No início, pensei que pudesse ser implicância minha. Depois, comecei a ouvir opiniões semelhantes de todas as (poucas) pessoas que eu conheço que escutam a rádio e li alguns artigos sobre isso na internet.
Já no site da Rádio, dizem que a programação está melhor que nunca, corroborados pela opinião de supostos notáveis (não pelo conhecimento musical), e comemoram o aumento da audiência (a que preço?, ou melhor, a que ganho?).

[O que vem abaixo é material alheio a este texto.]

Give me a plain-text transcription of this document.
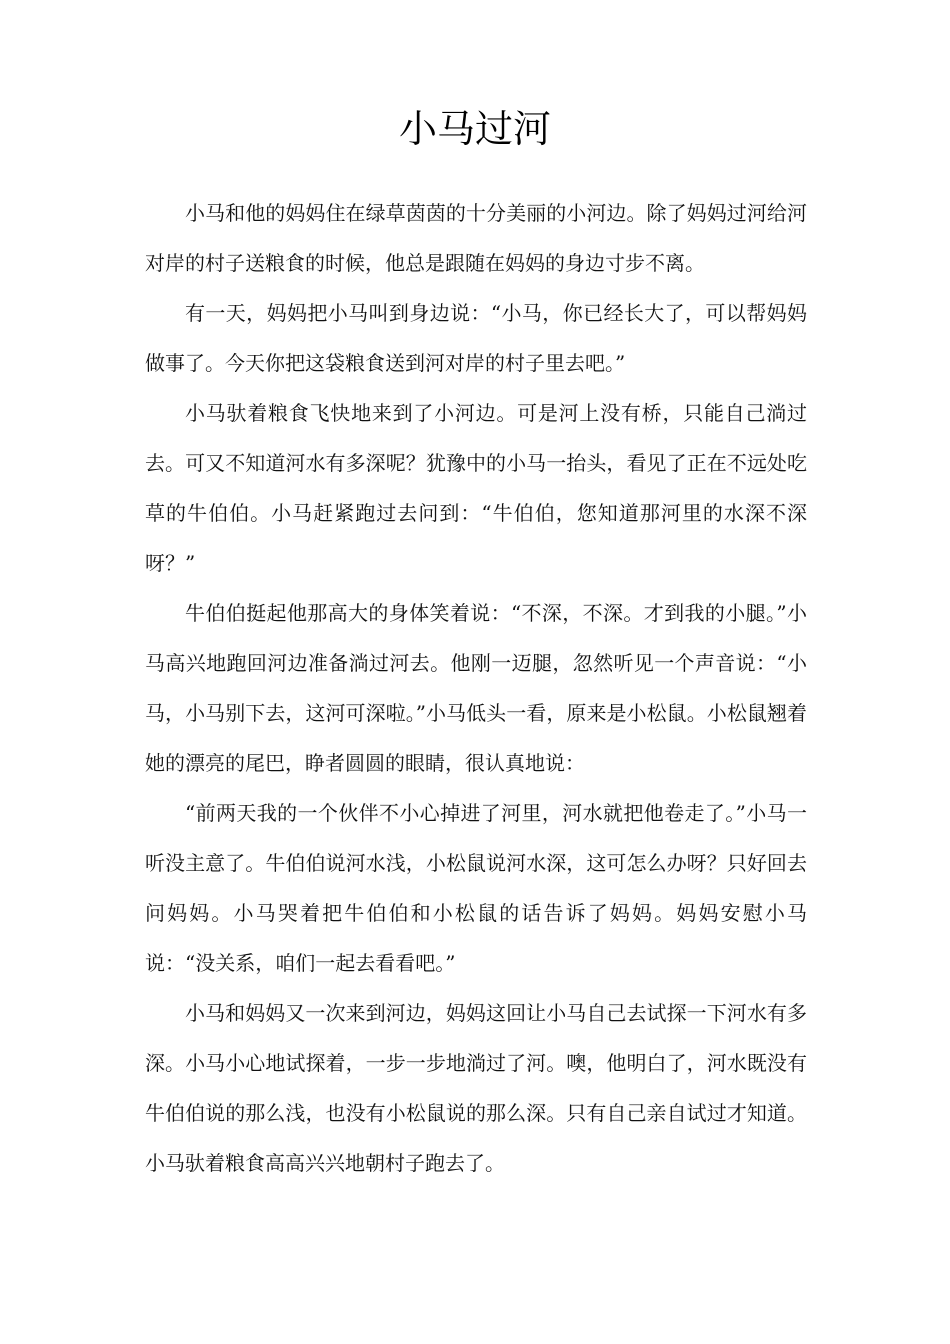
小马过河

小马和他的妈妈住在绿草茵茵的十分美丽的小河边。除了妈妈过河给河对岸的村子送粮食的时候，他总是跟随在妈妈的身边寸步不离。

有一天，妈妈把小马叫到身边说：“小马，你已经长大了，可以帮妈妈做事了。今天你把这袋粮食送到河对岸的村子里去吧。”

小马驮着粮食飞快地来到了小河边。可是河上没有桥，只能自己淌过去。可又不知道河水有多深呢？犹豫中的小马一抬头，看见了正在不远处吃草的牛伯伯。小马赶紧跑过去问到：“牛伯伯，您知道那河里的水深不深呀？”

牛伯伯挺起他那高大的身体笑着说：“不深，不深。才到我的小腿。”小马高兴地跑回河边准备淌过河去。他刚一迈腿，忽然听见一个声音说：“小马，小马别下去，这河可深啦。”小马低头一看，原来是小松鼠。小松鼠翘着她的漂亮的尾巴，睁者圆圆的眼睛，很认真地说：

“前两天我的一个伙伴不小心掉进了河里，河水就把他卷走了。”小马一听没主意了。牛伯伯说河水浅，小松鼠说河水深，这可怎么办呀？只好回去问妈妈。小马哭着把牛伯伯和小松鼠的话告诉了妈妈。妈妈安慰小马说：“没关系，咱们一起去看看吧。”

小马和妈妈又一次来到河边，妈妈这回让小马自己去试探一下河水有多深。小马小心地试探着，一步一步地淌过了河。噢，他明白了，河水既没有牛伯伯说的那么浅，也没有小松鼠说的那么深。只有自己亲自试过才知道。小马驮着粮食高高兴兴地朝村子跑去了。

Dou a seguir os sintomas mais evidentes do problema.
Intervalos Comerciais
A Rádio já chegou a ponto de colocar intervalos no centro de programas de 1 hora. Ou seja, se eu quiser escutar o Pianíssimo, do Gilberto Tinetti, eu tenho que escutar o Pianí-intervalocomercial-ssimo. Obras com mais de 25 min? Nem pensar. Já já, comerciais irão interromper as obras, como nos filmes na TV, ou serão narrados sobre as obras, como nos seriados da TV a cabo.
Mais preocupante: programas patrocinados por produtos. Falarei disto adiante.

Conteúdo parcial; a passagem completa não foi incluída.